Une pépite méconnue on est tous d’accord

Andarioch1
16/02/2020 à 12:59

Le petit film de genre dans ce qu'il a de meilleur. Découvert en même temps que Rubber. Il y a des soirs comme ça où notre cinéphilie est comblée...

Babar77
16/02/2020 à 00:38

TRIANGLE très bien
BLACK DEATH génial

Mx
16/02/2020 à 00:23

Perso, je n’ai pas du tout accroché à triangle, en revanche, black death m’a mis une gifle assez violente, et pour moi c’est son meilleur film, même si je n’ai pas encore vu détour.

Creep est lui aussi excellent, mais n’a pas l’intelligence et la subversion de black death.

En effet, le fond est particulièrement nihiliste, le scénario vraiment bien troussé, le cast est au petit oignons, la mise en scène immersive, et la fin, bon ne surtout pas la dévoiler, mais un twist ravageur, et pourtant terriblement cohérent au vu de ce qui a précédé, bref, un très très très grand film.

RobinDesBois
15/02/2020 à 23:52

Dans un registre totalement différent et moins sérieux il a réalisé Severance. Un nanard (volontaire ?) d'horreur assez savoureux avec quelques scènes surréalistes à hurler de rire.

Hasgarn
15/02/2020 à 23:07

C’est le seul Christopher Smith que je n’ai pas encore vu.

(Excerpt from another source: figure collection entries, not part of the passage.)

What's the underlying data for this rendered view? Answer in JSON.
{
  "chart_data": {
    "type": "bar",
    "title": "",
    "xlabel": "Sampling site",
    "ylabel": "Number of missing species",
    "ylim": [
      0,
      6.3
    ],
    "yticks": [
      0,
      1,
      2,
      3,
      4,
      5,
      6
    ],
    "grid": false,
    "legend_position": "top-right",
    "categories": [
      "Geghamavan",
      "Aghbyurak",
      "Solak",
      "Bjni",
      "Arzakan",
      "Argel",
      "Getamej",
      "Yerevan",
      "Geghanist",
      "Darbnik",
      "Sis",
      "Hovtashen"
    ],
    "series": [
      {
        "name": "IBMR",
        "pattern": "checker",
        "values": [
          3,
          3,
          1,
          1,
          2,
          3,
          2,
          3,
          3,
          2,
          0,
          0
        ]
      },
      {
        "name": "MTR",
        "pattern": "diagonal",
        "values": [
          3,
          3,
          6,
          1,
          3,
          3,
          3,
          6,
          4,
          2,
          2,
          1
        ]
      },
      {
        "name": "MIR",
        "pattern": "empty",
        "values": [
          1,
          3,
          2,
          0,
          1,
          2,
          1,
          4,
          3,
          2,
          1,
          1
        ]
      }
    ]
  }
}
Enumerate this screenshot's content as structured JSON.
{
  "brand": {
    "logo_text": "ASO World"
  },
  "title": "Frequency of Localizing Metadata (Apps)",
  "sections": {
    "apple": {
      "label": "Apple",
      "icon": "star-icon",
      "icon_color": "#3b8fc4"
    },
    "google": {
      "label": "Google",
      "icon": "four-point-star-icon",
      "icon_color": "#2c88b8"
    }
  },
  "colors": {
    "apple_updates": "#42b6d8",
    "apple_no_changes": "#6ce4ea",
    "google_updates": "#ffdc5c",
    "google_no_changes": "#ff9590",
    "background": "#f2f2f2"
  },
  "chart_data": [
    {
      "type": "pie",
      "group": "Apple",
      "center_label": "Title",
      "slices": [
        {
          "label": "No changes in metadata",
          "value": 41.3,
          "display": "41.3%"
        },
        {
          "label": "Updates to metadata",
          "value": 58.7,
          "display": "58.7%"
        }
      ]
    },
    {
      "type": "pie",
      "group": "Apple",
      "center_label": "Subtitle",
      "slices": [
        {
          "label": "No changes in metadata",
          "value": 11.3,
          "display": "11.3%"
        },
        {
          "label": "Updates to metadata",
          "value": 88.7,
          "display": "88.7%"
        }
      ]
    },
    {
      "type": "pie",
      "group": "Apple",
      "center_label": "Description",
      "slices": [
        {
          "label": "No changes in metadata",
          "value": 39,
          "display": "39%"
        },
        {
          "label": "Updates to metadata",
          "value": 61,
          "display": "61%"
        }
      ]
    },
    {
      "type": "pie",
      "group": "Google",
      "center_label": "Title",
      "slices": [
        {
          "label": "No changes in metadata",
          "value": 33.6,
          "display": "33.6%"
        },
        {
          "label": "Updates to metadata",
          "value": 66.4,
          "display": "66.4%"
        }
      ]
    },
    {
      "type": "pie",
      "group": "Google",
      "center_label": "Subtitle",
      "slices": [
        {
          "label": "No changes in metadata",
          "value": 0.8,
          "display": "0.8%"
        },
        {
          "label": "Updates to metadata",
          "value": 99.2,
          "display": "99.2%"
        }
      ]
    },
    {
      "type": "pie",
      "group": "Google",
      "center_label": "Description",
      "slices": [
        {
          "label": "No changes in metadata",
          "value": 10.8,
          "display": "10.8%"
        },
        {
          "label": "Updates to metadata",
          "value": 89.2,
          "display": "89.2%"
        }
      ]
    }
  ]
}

Alors, il a quand même Black Death à surpasser. Dans le genre noir, c’est le plus noir que j’ai vu de ma vie.

XG58
15/02/2020 à 22:20

Arreter Ecran Larg, sa fait 10 ans que je rève de le regarder, mais je ne l'est pas encore regarder. Merci a MadMovie de m'avoir fait aimer le film

bennn
15/02/2020 à 21:42

Un des meilleurs petits budget de la décennie avec le Black Death du même auteur qui est également excellent.